Wednesday 16 March 2011

Dubai Property “Investors” Could Lose Everything

Not only have several Dubai developers taken large deposits and folded or vanished with the money over the last few months but now the Sheikh himself cannot afford to support his property development vehicle, Dubai World and he has cut it loose without financial support. Dubai World has now defaulted on its $59 billion of bonds with no chance of Abu Dhabi or anyone else riding to the rescue.

It gets worse, anyone with deposits paid on schemes from “Government owned” developers like Nakheel have already been badly treated when schemes are cancelled – they have either been ignored and deposits retained or at best offered six months to move to a new scheme, and not at bargain prices like the rest of the country. Effectively their deposits are lost.
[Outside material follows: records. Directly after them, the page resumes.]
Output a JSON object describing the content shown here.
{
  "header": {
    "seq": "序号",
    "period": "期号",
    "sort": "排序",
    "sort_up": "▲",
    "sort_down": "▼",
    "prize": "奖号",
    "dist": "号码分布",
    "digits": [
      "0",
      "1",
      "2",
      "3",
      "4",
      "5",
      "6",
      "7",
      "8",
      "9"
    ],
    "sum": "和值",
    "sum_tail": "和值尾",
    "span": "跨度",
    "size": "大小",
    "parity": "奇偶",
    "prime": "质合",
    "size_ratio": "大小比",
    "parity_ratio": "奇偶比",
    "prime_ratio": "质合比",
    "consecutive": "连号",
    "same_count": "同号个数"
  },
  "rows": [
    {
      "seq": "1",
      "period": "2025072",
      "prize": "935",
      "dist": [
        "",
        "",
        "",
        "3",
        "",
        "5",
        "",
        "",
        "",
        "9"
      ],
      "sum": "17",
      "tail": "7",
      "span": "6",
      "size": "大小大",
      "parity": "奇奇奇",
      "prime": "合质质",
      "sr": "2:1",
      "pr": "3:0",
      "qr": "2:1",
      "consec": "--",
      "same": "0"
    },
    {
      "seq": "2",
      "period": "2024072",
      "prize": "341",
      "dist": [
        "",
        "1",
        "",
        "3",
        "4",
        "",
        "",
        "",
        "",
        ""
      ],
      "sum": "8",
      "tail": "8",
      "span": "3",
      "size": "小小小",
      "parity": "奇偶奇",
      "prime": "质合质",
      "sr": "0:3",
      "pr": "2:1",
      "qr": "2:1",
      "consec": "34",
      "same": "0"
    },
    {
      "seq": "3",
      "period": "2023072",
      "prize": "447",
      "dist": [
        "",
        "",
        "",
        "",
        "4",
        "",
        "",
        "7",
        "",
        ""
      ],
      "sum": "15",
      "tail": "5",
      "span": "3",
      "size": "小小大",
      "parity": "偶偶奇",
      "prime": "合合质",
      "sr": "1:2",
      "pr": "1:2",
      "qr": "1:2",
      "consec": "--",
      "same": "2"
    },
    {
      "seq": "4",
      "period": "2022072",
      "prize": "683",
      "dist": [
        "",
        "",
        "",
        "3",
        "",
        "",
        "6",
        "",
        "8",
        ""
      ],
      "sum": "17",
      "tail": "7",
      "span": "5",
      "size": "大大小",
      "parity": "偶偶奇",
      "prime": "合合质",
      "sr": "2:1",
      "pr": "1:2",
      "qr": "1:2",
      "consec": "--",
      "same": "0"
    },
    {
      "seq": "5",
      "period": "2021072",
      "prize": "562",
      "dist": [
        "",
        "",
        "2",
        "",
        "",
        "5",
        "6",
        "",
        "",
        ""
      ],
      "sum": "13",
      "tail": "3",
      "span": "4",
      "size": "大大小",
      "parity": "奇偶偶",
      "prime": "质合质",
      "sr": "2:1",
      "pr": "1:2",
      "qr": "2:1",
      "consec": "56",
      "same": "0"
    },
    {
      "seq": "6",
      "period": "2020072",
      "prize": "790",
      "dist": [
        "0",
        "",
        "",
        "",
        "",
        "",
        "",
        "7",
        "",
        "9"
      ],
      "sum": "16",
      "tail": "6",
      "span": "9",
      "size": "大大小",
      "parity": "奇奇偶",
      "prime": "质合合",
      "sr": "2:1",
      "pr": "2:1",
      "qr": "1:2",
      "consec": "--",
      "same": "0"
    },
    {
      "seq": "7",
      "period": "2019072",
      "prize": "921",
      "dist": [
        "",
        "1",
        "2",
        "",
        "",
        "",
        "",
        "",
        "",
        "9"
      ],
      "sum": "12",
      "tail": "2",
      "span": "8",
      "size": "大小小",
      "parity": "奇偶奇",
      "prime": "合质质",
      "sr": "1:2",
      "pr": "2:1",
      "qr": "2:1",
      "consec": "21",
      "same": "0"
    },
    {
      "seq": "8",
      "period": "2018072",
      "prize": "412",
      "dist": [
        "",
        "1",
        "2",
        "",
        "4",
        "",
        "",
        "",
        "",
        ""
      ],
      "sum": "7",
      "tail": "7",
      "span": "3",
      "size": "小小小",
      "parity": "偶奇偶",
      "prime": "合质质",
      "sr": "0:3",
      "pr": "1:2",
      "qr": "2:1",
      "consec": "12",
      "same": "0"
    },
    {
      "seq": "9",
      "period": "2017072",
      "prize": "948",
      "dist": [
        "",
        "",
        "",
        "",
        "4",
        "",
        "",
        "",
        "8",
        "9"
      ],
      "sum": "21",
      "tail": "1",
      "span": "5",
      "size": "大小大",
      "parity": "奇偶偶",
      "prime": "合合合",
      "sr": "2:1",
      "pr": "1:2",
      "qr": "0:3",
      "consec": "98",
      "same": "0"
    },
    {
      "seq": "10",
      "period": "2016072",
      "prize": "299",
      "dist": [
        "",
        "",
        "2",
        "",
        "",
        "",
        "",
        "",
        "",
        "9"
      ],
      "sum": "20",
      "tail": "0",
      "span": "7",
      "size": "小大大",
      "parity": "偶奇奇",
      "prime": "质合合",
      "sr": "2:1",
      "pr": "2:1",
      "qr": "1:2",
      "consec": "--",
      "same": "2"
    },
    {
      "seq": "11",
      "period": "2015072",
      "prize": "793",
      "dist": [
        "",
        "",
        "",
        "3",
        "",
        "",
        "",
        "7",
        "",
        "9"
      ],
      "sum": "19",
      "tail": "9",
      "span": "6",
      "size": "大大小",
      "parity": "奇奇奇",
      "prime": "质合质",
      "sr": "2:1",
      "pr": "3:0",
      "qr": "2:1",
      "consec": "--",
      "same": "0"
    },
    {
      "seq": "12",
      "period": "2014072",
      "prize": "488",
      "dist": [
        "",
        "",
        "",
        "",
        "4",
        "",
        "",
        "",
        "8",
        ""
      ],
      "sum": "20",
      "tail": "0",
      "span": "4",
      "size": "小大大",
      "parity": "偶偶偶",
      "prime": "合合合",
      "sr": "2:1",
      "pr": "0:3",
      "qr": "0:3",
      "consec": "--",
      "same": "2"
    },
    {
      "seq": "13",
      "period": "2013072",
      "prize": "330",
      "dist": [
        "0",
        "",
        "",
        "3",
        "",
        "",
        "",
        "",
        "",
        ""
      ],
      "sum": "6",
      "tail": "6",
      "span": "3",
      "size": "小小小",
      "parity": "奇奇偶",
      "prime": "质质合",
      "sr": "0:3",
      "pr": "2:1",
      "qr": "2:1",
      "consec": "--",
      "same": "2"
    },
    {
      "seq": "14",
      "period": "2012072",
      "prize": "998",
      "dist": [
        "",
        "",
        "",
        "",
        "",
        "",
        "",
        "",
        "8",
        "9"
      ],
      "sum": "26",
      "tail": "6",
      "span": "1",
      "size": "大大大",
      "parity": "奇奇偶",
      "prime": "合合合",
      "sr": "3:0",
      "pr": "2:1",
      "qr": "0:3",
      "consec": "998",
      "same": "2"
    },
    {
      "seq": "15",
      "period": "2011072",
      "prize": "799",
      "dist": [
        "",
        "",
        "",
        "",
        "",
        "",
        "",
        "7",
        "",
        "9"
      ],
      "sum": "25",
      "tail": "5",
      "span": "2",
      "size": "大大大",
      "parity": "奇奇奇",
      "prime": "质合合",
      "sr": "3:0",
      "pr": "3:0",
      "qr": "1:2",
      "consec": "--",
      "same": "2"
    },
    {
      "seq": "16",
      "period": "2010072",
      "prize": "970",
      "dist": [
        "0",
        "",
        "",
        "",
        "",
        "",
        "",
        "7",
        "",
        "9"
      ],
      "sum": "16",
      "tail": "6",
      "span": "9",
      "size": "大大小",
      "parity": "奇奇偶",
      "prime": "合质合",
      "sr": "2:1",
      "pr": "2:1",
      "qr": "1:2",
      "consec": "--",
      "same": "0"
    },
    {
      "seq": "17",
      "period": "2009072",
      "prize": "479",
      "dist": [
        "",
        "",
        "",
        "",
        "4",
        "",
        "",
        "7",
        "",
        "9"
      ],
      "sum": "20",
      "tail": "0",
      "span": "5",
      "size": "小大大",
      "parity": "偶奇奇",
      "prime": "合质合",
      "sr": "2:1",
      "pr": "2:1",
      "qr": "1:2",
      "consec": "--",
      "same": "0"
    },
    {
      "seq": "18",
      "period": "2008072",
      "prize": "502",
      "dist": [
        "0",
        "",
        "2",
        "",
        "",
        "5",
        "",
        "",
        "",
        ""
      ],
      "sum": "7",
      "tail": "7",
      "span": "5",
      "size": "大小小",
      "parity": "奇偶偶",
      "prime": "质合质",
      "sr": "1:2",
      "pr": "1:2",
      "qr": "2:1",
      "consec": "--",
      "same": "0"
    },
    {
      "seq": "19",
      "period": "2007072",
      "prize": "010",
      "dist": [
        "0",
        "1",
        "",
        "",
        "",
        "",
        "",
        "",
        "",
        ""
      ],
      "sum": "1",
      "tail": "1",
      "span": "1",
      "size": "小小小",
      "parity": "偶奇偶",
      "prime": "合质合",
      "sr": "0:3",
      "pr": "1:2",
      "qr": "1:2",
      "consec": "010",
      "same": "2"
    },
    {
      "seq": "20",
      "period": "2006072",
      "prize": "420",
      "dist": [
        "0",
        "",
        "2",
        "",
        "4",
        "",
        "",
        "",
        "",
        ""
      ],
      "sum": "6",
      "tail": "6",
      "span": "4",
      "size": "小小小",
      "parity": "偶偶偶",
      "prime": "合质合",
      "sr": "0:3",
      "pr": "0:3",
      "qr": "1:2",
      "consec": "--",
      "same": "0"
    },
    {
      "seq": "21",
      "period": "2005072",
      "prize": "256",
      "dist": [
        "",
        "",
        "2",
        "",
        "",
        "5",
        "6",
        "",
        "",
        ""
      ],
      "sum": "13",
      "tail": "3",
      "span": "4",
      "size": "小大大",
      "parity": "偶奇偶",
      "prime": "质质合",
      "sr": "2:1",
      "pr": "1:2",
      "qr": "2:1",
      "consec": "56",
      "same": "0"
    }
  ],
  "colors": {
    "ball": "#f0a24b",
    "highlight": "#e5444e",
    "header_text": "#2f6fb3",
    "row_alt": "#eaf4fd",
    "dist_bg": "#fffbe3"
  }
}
It gets worse still, even where the scheme isn’t cancelled, the property may not be built for years, or ever. Finance won’t be available on the same terms as when people bought so it may make the property unaffordable from a deposit point of view and even worse the buyers are committed to prices that could now be 3 times the current “value” or worse.

It could get even worse than that – even foreign property owners who now own completed property should beware – the Sheikh has pulling the plug on supporting Dubai World may just be the beginning. Assetz has long distrusted the long time it took for the Sheikh to finally provide a form of freehold instead of leasehold and speculated it could have been because the Sheikh never really intended to offer freehold and really just wanted foreign capital to build the new Dubai and at some point foreign ownership could be revoked at the end of the leases and the value of the built real estate could be taken back.

That time may well be approaching decades sooner than we thought and foreign owned property could be taken back onto a leasehold basis (or worse) to prop up Dubai’s collapsing balance sheet….

The grand reversion to quality, the western world and well established legal regimes continues.